The suit says Judd did not realize "something unseen was holding her back from obtaining the work she wanted, and had been doing so for decades."

Then, in December, "Lord of the Rings" director Peter Jackson came forward to admit that he was warned by Weinstein not to cast Judd or Mira Sorvino in the movies.

"I recall Miramax telling us [Judd and Sorvino] were a nightmare to work with and we should avoid them at all costs," he said.

"At the time, we had no reason to question what these guys were telling us, but in hindsight, I realize that this was very likely the Miramax smear campaign in full swing," Jackson continued. "I now suspect we were fed false information about both of these talented women, and as a direct result their names were removed from our casting list."

Judd's suit alleges that Weinstein bad-mouthed her as payback for refusing his sexual advances, which she detailed to the New York Times last fall.

The actress said any compensation she wins will be donated to the Times Up Legal Defense Fund.

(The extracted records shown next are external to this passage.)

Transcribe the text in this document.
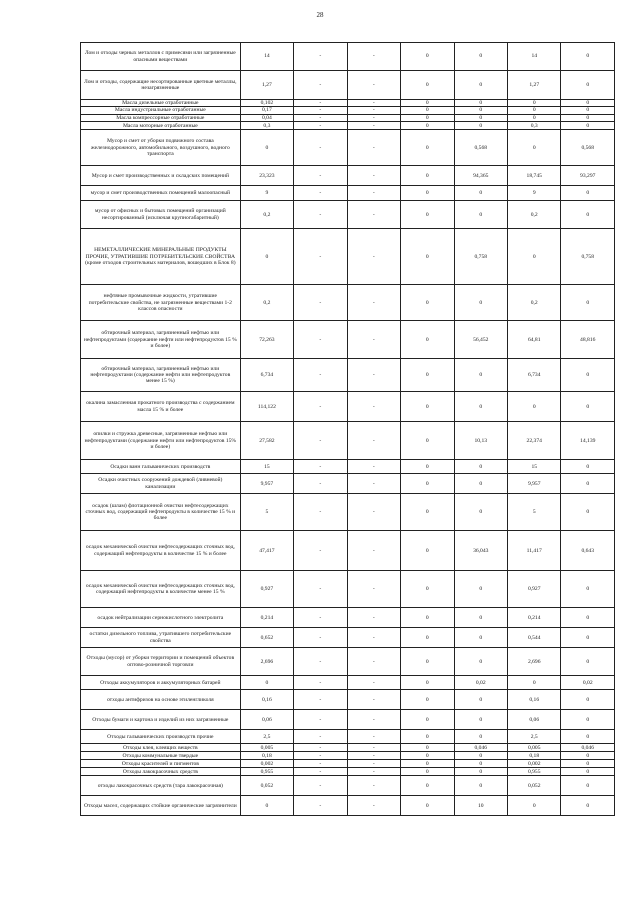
28
Лом и отходы черных металлов с примесями или загрязненные опасными веществами	14	-	-	0	0	14	0
Лом и отходы, содержащие несортированные цветные металлы, незагрязненные	1,27	-	-	0	0	1,27	0
Масла дизельные отработанные	0,102	-	-	0	0	0	0
Масла индустриальные отработанные	0,17	-	-	0	0	0	0
Масла компрессорные отработанные	0,04	-	-	0	0	0	0
Масла моторные отработанные	0,3	-	-	0	0	0,3	0
Мусор и смет от уборки подвижного состава железнодорожного, автомобильного, воздушного, водного транспорта	0	-	-	0	0,568	0	0,568
Мусор и смет производственных и складских помещений	23,323	-	-	0	94,365	18,745	93,297
мусор и смет производственных помещений малоопасный	9	-	-	0	0	9	0
мусор от офисных и бытовых помещений организаций несортированный (исключая крупногабаритный)	0,2	-	-	0	0	0,2	0
НЕМЕТАЛЛИЧЕСКИЕ МИНЕРАЛЬНЫЕ ПРОДУКТЫ ПРОЧИЕ, УТРАТИВШИЕ ПОТРЕБИТЕЛЬСКИЕ СВОЙСТВА (кроме отходов строительных материалов, вошедших в Блок 8)	0	-	-	0	0,758	0	0,758
нефтяные промывочные жидкости, утратившие потребительские свойства, не загрязненные веществами 1-2 классов опасности	0,2	-	-	0	0	0,2	0
обтирочный материал, загрязненный нефтью или нефтепродуктами (содержание нефти или нефтепродуктов 15 % и более)	72,263	-	-	0	56,452	64,81	48,816
обтирочный материал, загрязненный нефтью или нефтепродуктами (содержание нефти или нефтепродуктов менее 15 %)	6,734	-	-	0	0	6,734	0
окалина замасленная прокатного производства с содержанием масла 15 % и более	114,122	-	-	0	0	0	0
опилки и стружка древесные, загрязненные нефтью или нефтепродуктами (содержание нефти или нефтепродуктов 15% и более)	27,582	-	-	0	10,13	22,374	14,139
Осадки ванн гальванических производств	15	-	-	0	0	15	0
Осадки очистных сооружений дождевой (ливневой) канализации	9,957	-	-	0	0	9,957	0
осадок (шлам) флотационной очистки нефтесодержащих сточных вод, содержащий нефтепродукты в количестве 15 % и более	5	-	-	0	0	5	0
осадок механической очистки нефтесодержащих сточных вод, содержащий нефтепродукты в количестве 15 % и более	47,417	-	-	0	36,043	11,417	0,643
осадок механической очистки нефтесодержащих сточных вод, содержащий нефтепродукты в количестве менее 15 %	0,927	-	-	0	0	0,927	0
осадок нейтрализации сернокислотного электролита	0,214	-	-	0	0	0,214	0
остатки дизельного топлива, утратившего потребительские свойства	0,652	-	-	0	0	0,544	0
Отходы (мусор) от уборки территории и помещений объектов оптово-розничной торговли	2,696	-	-	0	0	2,696	0
Отходы аккумуляторов и аккумуляторных батарей	0	-	-	0	0,02	0	0,02
отходы антифризов на основе этиленгликоля	0,16	-	-	0	0	0,16	0
Отходы бумаги и картона и изделий из них загрязненные	0,06	-	-	0	0	0,06	0
Отходы гальванических производств прочие	2,5	-	-	0	0	2,5	0
Отходы клея, клеящих веществ	0,005	-	-	0	0,046	0,005	0,046
Отходы коммунальные твердые	0,18	-	-	0	0	0,18	0
Отходы красителей и пигментов	0,002	-	-	0	0	0,002	0
Отходы лакокрасочных средств	0,955	-	-	0	0	0,955	0
отходы лакокрасочных средств (тара лакокрасочная)	0,052	-	-	0	0	0,052	0
Отходы масел, содержащих стойкие органические загрязнители	0	-	-	0	10	0	0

Weinstein spokesman Juda Engelmayer refuted the suit's claims in a statement: "The most basic investigation of the facts will reveal that Mr. Weinstein neither defamed Ms. Judd nor ever interfered with Ms. Judd's career, and instead not only championed her work but also repeatedly approved her casting for two of his movies over the next decade. The actual facts will show that Mr. Weinstein was widely known for having fought for Ms. Judd as his first choice for the lead role in 'Good Will Hunting' and, in fact, arranged for Ms. Judd to fly to New York to be considered for the role. Thereafter, Ms. Judd was hired for not one, but two of Mr. Weinstein's movies, Frida in 2002 and 'Crossing Over' with Harrison Ford in 2009. We look forward to a vigorous defense of these claims."